Наконец, мы приехали в волость, к которой принадлежало Александровское. Там урядник и волостной писарь вскрыли бумаги, которые стражник вез в запечатанном конверте.

— Здесь имеются специальные инструкции относительно вас, — сказал мне писарь.

— Что же это за специальные инструкции? — спросила я.

— Здесь сказано, что вы должны находиться под особым надзором, — ответил он.

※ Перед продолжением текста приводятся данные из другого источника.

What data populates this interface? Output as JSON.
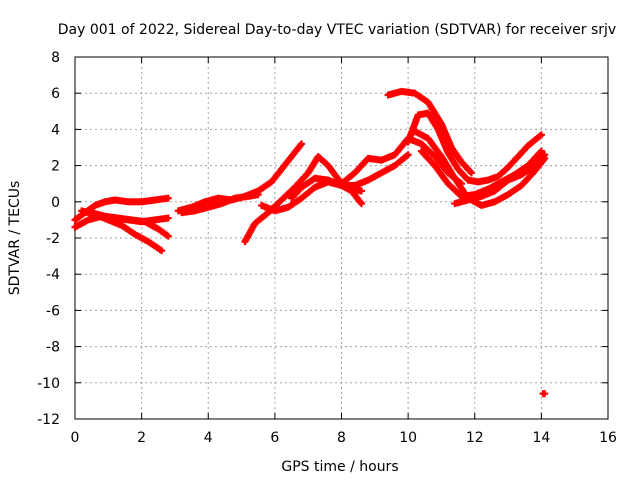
{
  "chart_data": {
    "type": "scatter",
    "title": "Day 001 of 2022, Sidereal Day-to-day VTEC variation (SDTVAR) for receiver srjv",
    "xlabel": "GPS time / hours",
    "ylabel": "SDTVAR / TECUs",
    "xlim": [
      0,
      16
    ],
    "ylim": [
      -12,
      8
    ],
    "xticks": [
      "0",
      "2",
      "4",
      "6",
      "8",
      "10",
      "12",
      "14",
      "16"
    ],
    "yticks": [
      "8",
      "6",
      "4",
      "2",
      "0",
      "-2",
      "-4",
      "-6",
      "-8",
      "-10",
      "-12"
    ],
    "grid": true,
    "marker": "plus",
    "color": "#ff0000",
    "series": [
      {
        "name": "s1",
        "x": [
          0.0,
          0.3,
          0.6,
          0.9,
          1.2,
          1.6,
          2.0,
          2.4,
          2.8
        ],
        "y": [
          -1.0,
          -0.6,
          -0.2,
          0.0,
          0.1,
          0.0,
          0.0,
          0.1,
          0.2
        ]
      },
      {
        "name": "s2",
        "x": [
          0.0,
          0.4,
          0.8,
          1.2,
          1.6,
          2.0,
          2.4,
          2.8
        ],
        "y": [
          -1.4,
          -1.0,
          -0.8,
          -0.9,
          -1.0,
          -1.1,
          -1.0,
          -0.9
        ]
      },
      {
        "name": "s3",
        "x": [
          0.2,
          0.6,
          1.0,
          1.4,
          1.8,
          2.2,
          2.6
        ],
        "y": [
          -0.5,
          -0.7,
          -1.0,
          -1.3,
          -1.8,
          -2.2,
          -2.7
        ]
      },
      {
        "name": "s4",
        "x": [
          0.5,
          0.9,
          1.3,
          1.7,
          2.1,
          2.5,
          2.8
        ],
        "y": [
          -0.6,
          -0.8,
          -0.9,
          -1.0,
          -1.1,
          -1.5,
          -1.9
        ]
      },
      {
        "name": "s5",
        "x": [
          3.1,
          3.5,
          3.9,
          4.3,
          4.7,
          5.1,
          5.5,
          5.9,
          6.2,
          6.5,
          6.8
        ],
        "y": [
          -0.5,
          -0.3,
          0.0,
          0.2,
          0.1,
          0.3,
          0.6,
          1.1,
          1.8,
          2.5,
          3.2
        ]
      },
      {
        "name": "s6",
        "x": [
          3.2,
          3.6,
          4.0,
          4.4,
          4.8,
          5.2,
          5.5
        ],
        "y": [
          -0.6,
          -0.5,
          -0.3,
          -0.1,
          0.2,
          0.3,
          0.4
        ]
      },
      {
        "name": "s7",
        "x": [
          5.1,
          5.4,
          5.8,
          6.2,
          6.6,
          7.0,
          7.3,
          7.6,
          8.0,
          8.3,
          8.6
        ],
        "y": [
          -2.2,
          -1.2,
          -0.6,
          0.1,
          0.8,
          1.6,
          2.5,
          2.0,
          1.0,
          0.7,
          0.6
        ]
      },
      {
        "name": "s8",
        "x": [
          5.6,
          6.0,
          6.4,
          6.8,
          7.2,
          7.6,
          8.0,
          8.3,
          8.6
        ],
        "y": [
          -0.2,
          -0.5,
          -0.3,
          0.2,
          0.8,
          1.1,
          0.9,
          0.6,
          -0.1
        ]
      },
      {
        "name": "s9",
        "x": [
          6.5,
          6.8,
          7.2,
          7.6,
          8.0,
          8.4,
          8.8,
          9.2,
          9.6,
          10.0
        ],
        "y": [
          0.2,
          0.8,
          1.3,
          1.2,
          0.9,
          0.9,
          1.2,
          1.6,
          2.0,
          2.6
        ]
      },
      {
        "name": "s10",
        "x": [
          8.0,
          8.4,
          8.8,
          9.2,
          9.6,
          10.0,
          10.4,
          10.8,
          11.2,
          11.6
        ],
        "y": [
          1.0,
          1.6,
          2.4,
          2.3,
          2.6,
          3.5,
          3.2,
          2.5,
          1.6,
          1.0
        ]
      },
      {
        "name": "s11",
        "x": [
          9.4,
          9.8,
          10.2,
          10.6,
          11.0,
          11.3,
          11.6,
          11.9
        ],
        "y": [
          5.9,
          6.1,
          6.0,
          5.5,
          4.3,
          3.0,
          2.2,
          1.6
        ]
      },
      {
        "name": "s12",
        "x": [
          10.0,
          10.3,
          10.6,
          10.9,
          11.2,
          11.5,
          11.8,
          12.1,
          12.4,
          12.7,
          13.0,
          13.3,
          13.6,
          14.0
        ],
        "y": [
          3.3,
          4.8,
          4.9,
          4.0,
          2.7,
          1.8,
          1.2,
          1.1,
          1.2,
          1.4,
          1.9,
          2.5,
          3.1,
          3.7
        ]
      },
      {
        "name": "s13",
        "x": [
          10.2,
          10.6,
          11.0,
          11.4,
          11.8,
          12.2,
          12.6,
          13.0,
          13.4,
          13.8,
          14.1
        ],
        "y": [
          3.9,
          3.5,
          2.5,
          1.3,
          0.2,
          -0.2,
          0.0,
          0.4,
          0.9,
          1.7,
          2.4
        ]
      },
      {
        "name": "s14",
        "x": [
          10.4,
          10.8,
          11.2,
          11.6,
          12.0,
          12.4,
          12.8,
          13.2,
          13.6,
          14.0
        ],
        "y": [
          2.8,
          2.0,
          1.0,
          0.3,
          0.4,
          0.7,
          1.1,
          1.5,
          2.0,
          2.8
        ]
      },
      {
        "name": "s15",
        "x": [
          11.4,
          11.8,
          12.2,
          12.6,
          13.0,
          13.4,
          13.8,
          14.1
        ],
        "y": [
          -0.1,
          0.1,
          0.3,
          0.6,
          1.2,
          1.5,
          2.0,
          2.6
        ]
      },
      {
        "name": "outlier",
        "x": [
          14.05,
          14.1
        ],
        "y": [
          -10.6,
          -10.6
        ]
      }
    ]
  }
}
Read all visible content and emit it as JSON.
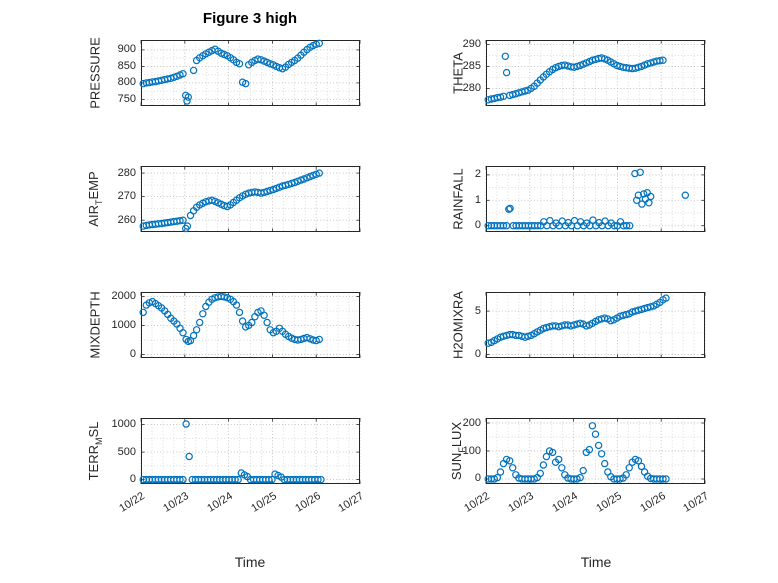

Эту ночь я спала в доме писаря, а на следующий день он отвез меня в Александровское, которое находилось верстах в 18 от волости. Деревня состояла приблизительно из тридцати хат и была населена большей частью переселенцами из России. В доме старосты, куда меня сначала отвел писарь, собрались крестьянки и крестьяне и стали обсуждать вопрос о том, как меня устроить. Женщины стояли, сложив руки на груди, и сочувственно качали головами. Некоторые из них предлагали поместить меня в своем доме. Один старик-крестьянин, который стоял, задумчиво пощипывая свою длинную седую бороду, сказал:

— Я понимаю так, что она прислана к нам на всю жизнь и мы можем делать с нею, что хотим. Правильно я понял? — обратился он к писарю, который объяснял крестьянам, как нужно обращаться со мной.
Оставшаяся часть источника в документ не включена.